Les étudiants des universités ont prévu jeudi des assemblées et de nouvelles marches depuis plusieurs centres universitaires. «Chaque université prendra la tête d'une manifestation exigeant démocratie et liberté», a annoncé Daniel Ascanio, de l'université Simon Bolivar à Caracas, lors d'une conférence de presse.

Mercredi, des Vénézuéliens ont protesté en particulier contre le projet du président Maduro de convoquer une assemblée constituante, une manoeuvre, selon l'opposition, destinée à repousser les élections et à s'accrocher au pouvoir.

«Salauds», «assassins», criaient aux forces de l'ordre les manifestants plongés dans un nuage de gaz lacrymogènes.

Un manifestant a été brûlé quand ses vêtements ont pris feu après l'explosion d'une moto de la police lors des affrontements, a constaté un photographe de l'AFP.

Les affrontements ont fait environ 300 blessés, selon les autorités municipales.

«Une fraude»

L'opposition de centre droit, majoritaire au Parlement depuis fin 2015, et le gouvernement socialiste s'accusent mutuellement de ces violences.

«Une constituante, oui, des manifestations violentes, non», a lancé M. Maduro face à ses partisans mercredi, accusant l'opposition de mener une «insurrection armée».

Il s'exprimait après avoir remis au Conseil national électoral le décret convoquant l'assemblée constituante, qui aura pour mission de rédiger une nouvelle Constitution afin de remplacer celle de 1999.

Selon lui, l'élection des 500 membres de cette assemblée, dont la moitié seront élus ou désignés par différents secteurs de la société (syndicats, minorités sexuelles, retraités, etc), se fera «dans les prochaines semaines».

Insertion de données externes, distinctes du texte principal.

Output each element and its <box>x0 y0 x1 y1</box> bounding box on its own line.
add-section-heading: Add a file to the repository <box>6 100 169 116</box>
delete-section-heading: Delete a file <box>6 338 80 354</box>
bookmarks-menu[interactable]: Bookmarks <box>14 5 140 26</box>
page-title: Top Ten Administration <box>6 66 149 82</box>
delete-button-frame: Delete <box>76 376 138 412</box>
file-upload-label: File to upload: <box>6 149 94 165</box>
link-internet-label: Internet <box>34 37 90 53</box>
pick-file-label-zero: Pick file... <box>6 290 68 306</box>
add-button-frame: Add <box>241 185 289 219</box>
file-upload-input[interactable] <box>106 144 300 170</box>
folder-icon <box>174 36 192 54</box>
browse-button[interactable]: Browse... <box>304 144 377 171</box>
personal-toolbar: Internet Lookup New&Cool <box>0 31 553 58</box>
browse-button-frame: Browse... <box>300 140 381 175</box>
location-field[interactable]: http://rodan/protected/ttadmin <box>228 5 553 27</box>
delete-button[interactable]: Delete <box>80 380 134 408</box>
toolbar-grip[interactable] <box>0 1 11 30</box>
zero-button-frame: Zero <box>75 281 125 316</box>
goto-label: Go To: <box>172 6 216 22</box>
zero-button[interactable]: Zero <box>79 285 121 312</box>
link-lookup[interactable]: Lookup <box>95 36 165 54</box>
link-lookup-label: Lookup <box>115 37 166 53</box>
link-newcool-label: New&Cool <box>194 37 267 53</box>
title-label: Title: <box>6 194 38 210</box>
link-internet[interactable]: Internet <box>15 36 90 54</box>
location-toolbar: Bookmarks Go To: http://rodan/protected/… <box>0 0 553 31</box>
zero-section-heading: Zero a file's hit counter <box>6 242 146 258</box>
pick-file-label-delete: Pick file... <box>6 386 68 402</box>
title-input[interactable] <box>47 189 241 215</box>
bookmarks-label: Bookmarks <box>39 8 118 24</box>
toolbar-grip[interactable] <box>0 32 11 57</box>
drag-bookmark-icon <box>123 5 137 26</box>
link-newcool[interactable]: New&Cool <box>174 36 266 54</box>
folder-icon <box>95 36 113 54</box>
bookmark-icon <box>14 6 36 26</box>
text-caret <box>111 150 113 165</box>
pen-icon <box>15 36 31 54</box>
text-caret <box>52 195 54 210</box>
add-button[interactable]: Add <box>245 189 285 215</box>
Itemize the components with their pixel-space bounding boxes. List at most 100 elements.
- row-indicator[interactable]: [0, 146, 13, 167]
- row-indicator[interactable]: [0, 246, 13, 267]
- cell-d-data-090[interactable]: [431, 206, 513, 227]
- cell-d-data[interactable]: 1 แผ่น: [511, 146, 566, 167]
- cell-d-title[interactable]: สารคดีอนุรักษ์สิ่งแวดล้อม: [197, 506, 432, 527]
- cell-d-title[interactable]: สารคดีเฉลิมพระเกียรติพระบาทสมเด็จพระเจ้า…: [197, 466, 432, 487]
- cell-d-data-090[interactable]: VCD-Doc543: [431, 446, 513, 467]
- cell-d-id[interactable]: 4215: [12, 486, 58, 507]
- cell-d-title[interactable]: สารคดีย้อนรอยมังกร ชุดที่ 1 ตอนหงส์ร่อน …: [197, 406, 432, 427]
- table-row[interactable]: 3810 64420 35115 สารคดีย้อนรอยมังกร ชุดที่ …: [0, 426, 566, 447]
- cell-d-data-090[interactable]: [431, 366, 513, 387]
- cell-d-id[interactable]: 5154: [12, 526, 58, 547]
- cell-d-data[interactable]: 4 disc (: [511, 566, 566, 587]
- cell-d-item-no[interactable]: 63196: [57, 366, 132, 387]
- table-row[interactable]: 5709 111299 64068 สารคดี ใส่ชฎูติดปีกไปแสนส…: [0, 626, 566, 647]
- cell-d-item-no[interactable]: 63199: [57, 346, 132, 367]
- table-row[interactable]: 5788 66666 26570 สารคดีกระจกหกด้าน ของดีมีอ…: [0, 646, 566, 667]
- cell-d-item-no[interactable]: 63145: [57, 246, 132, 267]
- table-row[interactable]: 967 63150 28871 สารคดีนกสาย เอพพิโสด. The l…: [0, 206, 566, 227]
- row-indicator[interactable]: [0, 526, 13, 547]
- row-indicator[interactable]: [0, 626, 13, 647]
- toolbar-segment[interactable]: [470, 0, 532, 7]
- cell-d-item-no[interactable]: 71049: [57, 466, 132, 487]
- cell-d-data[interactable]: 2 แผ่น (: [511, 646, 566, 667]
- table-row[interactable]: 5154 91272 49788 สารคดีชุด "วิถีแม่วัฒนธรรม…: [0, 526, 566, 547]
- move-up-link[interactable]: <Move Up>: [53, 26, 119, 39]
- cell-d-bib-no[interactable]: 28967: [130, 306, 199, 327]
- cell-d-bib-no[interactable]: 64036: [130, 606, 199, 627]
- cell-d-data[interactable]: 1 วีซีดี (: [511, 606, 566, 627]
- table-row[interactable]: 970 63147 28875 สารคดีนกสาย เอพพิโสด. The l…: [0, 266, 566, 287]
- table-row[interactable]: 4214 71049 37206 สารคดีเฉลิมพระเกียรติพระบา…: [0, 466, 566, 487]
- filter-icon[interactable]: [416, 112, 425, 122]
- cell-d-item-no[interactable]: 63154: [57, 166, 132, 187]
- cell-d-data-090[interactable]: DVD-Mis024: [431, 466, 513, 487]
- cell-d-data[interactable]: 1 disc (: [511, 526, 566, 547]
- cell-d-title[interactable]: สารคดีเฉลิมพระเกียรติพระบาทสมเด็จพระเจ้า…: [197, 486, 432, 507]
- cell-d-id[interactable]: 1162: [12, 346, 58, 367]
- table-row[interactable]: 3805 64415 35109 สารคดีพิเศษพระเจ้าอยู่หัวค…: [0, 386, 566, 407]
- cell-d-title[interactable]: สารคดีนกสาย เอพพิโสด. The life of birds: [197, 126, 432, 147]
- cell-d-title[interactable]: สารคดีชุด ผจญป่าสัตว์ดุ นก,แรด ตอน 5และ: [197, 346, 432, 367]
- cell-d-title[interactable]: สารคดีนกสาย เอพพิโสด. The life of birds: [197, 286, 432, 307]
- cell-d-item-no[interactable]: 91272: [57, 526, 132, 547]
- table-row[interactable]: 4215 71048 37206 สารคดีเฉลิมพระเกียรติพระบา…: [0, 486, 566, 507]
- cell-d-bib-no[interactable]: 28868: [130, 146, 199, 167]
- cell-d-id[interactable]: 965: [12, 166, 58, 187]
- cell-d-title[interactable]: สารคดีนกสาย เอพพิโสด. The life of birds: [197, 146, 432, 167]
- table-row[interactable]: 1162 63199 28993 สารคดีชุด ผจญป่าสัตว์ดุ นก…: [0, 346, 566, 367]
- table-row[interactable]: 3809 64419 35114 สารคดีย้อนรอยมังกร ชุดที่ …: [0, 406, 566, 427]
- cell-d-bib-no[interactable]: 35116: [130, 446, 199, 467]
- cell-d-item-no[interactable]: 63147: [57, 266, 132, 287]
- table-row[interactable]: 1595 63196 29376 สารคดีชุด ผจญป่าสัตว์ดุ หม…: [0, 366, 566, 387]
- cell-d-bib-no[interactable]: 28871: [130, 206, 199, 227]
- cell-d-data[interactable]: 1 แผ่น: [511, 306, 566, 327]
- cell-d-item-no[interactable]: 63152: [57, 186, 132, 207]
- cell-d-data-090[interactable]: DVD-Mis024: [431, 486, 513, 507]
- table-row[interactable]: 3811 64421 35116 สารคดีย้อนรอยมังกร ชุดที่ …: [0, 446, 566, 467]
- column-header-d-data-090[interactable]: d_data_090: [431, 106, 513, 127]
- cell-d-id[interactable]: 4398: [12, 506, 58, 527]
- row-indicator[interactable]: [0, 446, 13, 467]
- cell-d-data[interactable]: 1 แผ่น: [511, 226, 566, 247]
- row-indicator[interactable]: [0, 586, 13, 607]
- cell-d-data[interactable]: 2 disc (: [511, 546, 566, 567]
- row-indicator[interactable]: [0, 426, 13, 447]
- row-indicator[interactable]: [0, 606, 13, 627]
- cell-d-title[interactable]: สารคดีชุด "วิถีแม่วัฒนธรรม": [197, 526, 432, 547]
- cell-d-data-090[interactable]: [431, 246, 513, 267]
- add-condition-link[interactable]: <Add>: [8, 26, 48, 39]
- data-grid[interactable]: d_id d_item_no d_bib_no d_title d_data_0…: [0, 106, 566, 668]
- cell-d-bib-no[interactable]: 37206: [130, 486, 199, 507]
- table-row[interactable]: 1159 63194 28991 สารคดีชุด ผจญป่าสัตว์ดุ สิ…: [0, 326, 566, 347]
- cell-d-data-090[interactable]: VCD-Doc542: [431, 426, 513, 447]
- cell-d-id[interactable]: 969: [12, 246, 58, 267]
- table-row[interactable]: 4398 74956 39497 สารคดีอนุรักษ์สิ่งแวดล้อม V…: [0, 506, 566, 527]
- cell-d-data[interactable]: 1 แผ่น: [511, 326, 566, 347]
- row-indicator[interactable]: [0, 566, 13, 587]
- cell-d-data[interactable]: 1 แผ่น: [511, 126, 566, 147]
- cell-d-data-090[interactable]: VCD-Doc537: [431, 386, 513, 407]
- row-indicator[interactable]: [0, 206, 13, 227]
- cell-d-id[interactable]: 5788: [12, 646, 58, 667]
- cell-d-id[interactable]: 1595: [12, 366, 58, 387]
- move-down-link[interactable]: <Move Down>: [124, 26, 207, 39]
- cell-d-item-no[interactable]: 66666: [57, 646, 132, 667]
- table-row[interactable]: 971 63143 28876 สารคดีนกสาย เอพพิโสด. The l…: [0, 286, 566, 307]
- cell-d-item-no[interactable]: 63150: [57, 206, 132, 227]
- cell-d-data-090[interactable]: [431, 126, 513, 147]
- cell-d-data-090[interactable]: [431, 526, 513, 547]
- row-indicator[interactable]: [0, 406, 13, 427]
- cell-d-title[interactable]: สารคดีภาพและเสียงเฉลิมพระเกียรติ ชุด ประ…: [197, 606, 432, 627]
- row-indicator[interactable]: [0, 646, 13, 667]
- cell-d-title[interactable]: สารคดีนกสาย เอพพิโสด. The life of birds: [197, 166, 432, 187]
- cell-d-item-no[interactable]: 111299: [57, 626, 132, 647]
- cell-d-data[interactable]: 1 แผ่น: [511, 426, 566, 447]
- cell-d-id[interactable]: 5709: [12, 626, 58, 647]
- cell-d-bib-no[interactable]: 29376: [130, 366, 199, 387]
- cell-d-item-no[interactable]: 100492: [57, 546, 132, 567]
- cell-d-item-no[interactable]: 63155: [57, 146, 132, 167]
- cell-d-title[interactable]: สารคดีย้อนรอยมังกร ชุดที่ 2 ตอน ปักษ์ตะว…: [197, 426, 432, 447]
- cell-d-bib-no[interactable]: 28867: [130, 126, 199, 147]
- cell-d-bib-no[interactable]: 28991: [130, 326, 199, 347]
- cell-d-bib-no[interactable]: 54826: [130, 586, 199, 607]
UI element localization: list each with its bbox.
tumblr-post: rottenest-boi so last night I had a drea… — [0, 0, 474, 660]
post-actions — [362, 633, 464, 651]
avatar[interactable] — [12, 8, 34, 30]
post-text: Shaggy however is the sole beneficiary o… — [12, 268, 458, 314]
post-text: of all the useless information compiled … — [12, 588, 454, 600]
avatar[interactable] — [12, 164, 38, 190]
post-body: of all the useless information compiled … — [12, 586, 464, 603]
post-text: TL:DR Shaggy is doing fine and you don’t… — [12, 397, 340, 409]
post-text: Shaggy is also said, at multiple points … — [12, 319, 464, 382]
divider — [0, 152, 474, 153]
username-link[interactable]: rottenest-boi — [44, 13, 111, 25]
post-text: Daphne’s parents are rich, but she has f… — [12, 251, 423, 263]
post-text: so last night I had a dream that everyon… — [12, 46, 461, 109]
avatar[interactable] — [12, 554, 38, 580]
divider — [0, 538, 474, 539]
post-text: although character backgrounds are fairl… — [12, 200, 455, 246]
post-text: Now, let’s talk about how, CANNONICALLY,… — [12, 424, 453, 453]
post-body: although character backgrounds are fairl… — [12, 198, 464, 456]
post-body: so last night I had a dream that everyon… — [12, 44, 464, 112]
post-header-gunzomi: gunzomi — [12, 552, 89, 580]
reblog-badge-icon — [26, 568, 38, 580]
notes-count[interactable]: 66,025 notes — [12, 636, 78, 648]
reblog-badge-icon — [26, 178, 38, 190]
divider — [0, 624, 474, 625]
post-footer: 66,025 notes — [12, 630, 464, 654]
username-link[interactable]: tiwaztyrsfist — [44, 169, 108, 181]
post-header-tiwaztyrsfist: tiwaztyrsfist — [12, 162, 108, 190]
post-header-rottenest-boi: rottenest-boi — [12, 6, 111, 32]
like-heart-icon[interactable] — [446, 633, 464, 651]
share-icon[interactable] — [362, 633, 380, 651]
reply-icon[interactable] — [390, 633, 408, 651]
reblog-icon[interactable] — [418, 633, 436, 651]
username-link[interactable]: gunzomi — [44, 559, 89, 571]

«C'est une fraude de Maduro. Comme il ne peut pas gagner les élections, il veut imposer le modèle électoral cubain pour se maintenir au pouvoir», a estimé un leader de l'opposition, l'ex-candidat à l'élection présidentielle Henrique Capriles.

«Il est temps de dialoguer et de négocier», a plaidé la procureure générale de la Nation, Luisa Ortega, dans une interview au Wall Street Journal jeudi. Seule voix discordante au sein du camp présidentiel, elle critique aussi la décision de M. Maduro de modifier la Constitution. «Cette Constitution est inégalable», «c'est la Constitution de  (Hugo) Chavez», le prédécesseur et mentor de M. Maduro, défend-t-elle.

Si M. Maduro n'a pas encore détaillé les changements qu'il souhaitait introduire dans la Constitution, ses adversaires redoutent le pire.

Calendrier électoral

Toute échéance électorale est en effet risquée pour le chef de l'État: dans ce pays pétrolier dont l'économie s'est effondrée avec la chute des cours du brut, l'inflation est devenue incontrôlable et la majeure partie des aliments et des médicaments font défaut.

En colère, sept Vénézuéliens sur 10 souhaitent le départ immédiat de Nicolas Maduro, élu en 2013 après le décès de Hugo Chavez.

«Nous sommes lassés d'un gouvernement qui en 18 ans a détruit mon pays. Nous voulons être libres, avoir de la nourriture, des médicaments, la sécurité. Avec cette constituante, Maduro cherche à gagner du temps», estime une manifestante, Nancy Trejos, femme au foyer de 62 ans.

L'assemblée constituante pourrait bousculer le calendrier électoral: des municipales sont programmées pour 2017, avant la présidentielle de fin 2018.

«C'est une tactique dilatoire trompeuse pour échapper à la pression du peuple qui demande des élections», estime l'avocat constitutionnaliste Juan Manuel Rafalli.

Pour l'opposition, c'est une manière pour le clan présidentiel de «consolider le coup d'État» fomenté selon elle fin mars, quand la Cour suprême s'était brièvement arrogé les pouvoirs du Parlement avant de renoncer face au tollé diplomatique. Cette décision avait été l'étincelle qui avait déclenché les protestations.

Le Brésil a dénoncé un «coup d'État». L'Espagne, l'Argentine et les États-Unis se sont aussi montrés critiques.

Des sénateurs américains, républicains et démocrates, ont déposé mercredi une proposition de loi codifiant des sanctions contre le Venezuela. Le pape François a offert son aide pour un «dialogue», mais à «des conditions très claires».